De plus en plus de Pakistanais ne le font clairement pas. Et cela devrait terrifier ceux qui exercent actuellement le pouvoir bien plus que n’importe quelle manifestation.

Le Pakistan est à la croisée des chemins
La constitution ne peut pas être simplement réécrite ou réinterprétée chaque fois que cela devient gênant pour ceux qui détiennent le pouvoir.
Les jugements de la Cour suprême ne peuvent être obéis que lorsque l’establishment les approuve.
Les élections ne peuvent avoir de sens que lorsque les candidats préférés gagnent.
Les opposants politiques ne peuvent pas être traités indéfiniment comme des ennemis de l’État.
Et une armée ne peut pas devenir l’arbitre politique permanent d’un pays de plus de 250 millions d’habitants.
Le Pakistan a désespérément besoin du retour à un véritable gouvernement constitutionnel, d’un système judiciaire indépendant, d’élections significatives, d’un dialogue politique et du respect des droits fondamentaux.

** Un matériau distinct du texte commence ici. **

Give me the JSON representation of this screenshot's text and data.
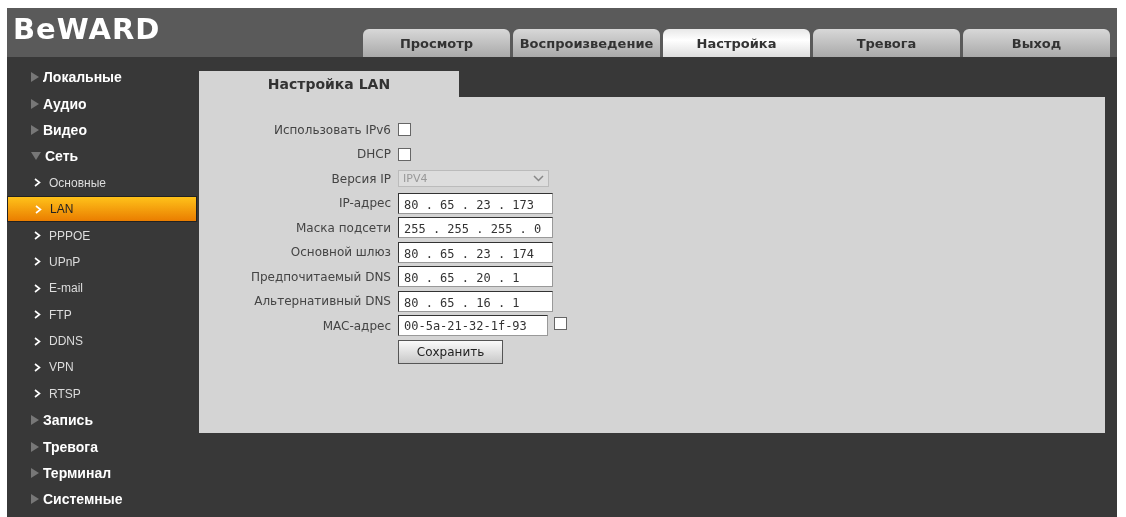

Il faut surtout que ceux qui exercent le pouvoir comprennent que le Pakistan n’appartient pas à ses généraux, à ses juges, aux Sharif, aux Bhutto ou même à Imran Khan. Il appartient à son peuple.
Lorsqu’un gouvernement parvient apparemment à contourner le plus haut tribunal du pays, lorsque le pouvoir non élu l’emporte de plus en plus sur la politique élue, lorsque les juges, les journalistes et les oulémas ne parviennent pas à fournir une résistance adéquate et lorsque les citoyens ordinaires perdent confiance dans les élections eux-mêmes, une nation entre en territoire dangereux.
Sohail Malik est le pseudonyme d’un militant pakistanais chevronné qui a choisi d’écrire de manière anonyme par crainte de représailles de la part des autorités pakistanaises.